The heated protest was held in the Cologne railway station area that was the scene of the New Year’s Eve assaults, at which witnesses described the perpetrators as people of “North African or Arab” appearance.

Johan Bruun, police spokesman, said two men, both asylum seekers, have been told via interpreter that they are suspected of committing sexual assaults.

“If a refugee flouts the rules, then there must be consequences, that means that they can lose their residence right here regardless of whether they have a suspended sentence or a prison sentence”, she said after a meeting with the top ranks of her party in the southwestern city of Mainz. Several officers and a freelance journalist were injured, police said, although the extent of their injuries remains unknown.

Merkel’s tougher stance reflects growing public resentment about the rising number of crimes committed by migrants in Cologne, Hamburg, Stuttgart, Frankfurt, Dusseldorf and Bielefeld.

The New Year’s crowd, at least 1,000 strong, massively outnumbered the police on patrol in the square, leaving cops helpless to counter at least two rapes and other brutal attacks from those who allegedly burned women with firecrackers, reached under their skirts to grope them, grabbed their breasts, tore off their undergarments, and screamed obscenities.

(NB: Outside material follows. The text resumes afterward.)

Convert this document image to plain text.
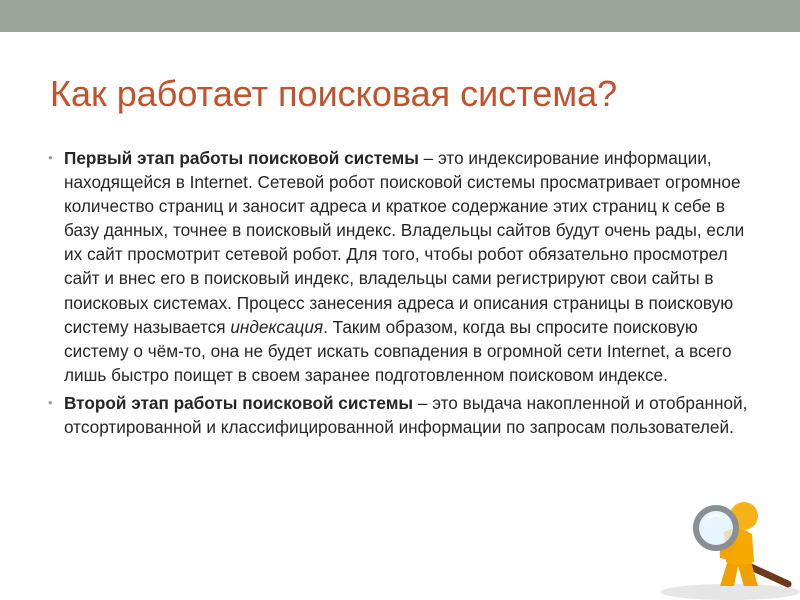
Как работает поисковая система?
• Первый этап работы поисковой системы – это индексирование информации, находящейся в Internet. Сетевой робот поисковой системы просматривает огромное количество страниц и заносит адреса и краткое содержание этих страниц к себе в базу данных, точнее в поисковый индекс. Владельцы сайтов будут очень рады, если их сайт просмотрит сетевой робот. Для того, чтобы робот обязательно просмотрел сайт и внес его в поисковый индекс, владельцы сами регистрируют свои сайты в поисковых системах. Процесс занесения адреса и описания страницы в поисковую систему называется индексация. Таким образом, когда вы спросите поисковую систему о чём-то, она не будет искать совпадения в огромной сети Internet, а всего лишь быстро поищет в своем заранее подготовленном поисковом индексе.
• Второй этап работы поисковой системы – это выдача накопленной и отобранной, отсортированной и классифицированной информации по запросам пользователей.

“If the law does not suffice, then the law must be changed”, she said, pledging action to protect not just German citizens, but innocent refugees too. “Most are asylum seekers or people living illegally in Germany. It is unacceptable for PEGIDA to exploit this awful sexual violence perpetrated here on New Year’s day and to spread their racist nonsense”, said Emily Michels, 28.

Despite the turmoil unfolding in Germany, UN Special Representative for Migration, Peter Sutherland, has backed the German Chancellor, Merkel, whose career is now being defined by her audacious migrant policy. “We are against all violence against women”, said protest organiser Martina Schumeckers, 57, a musician.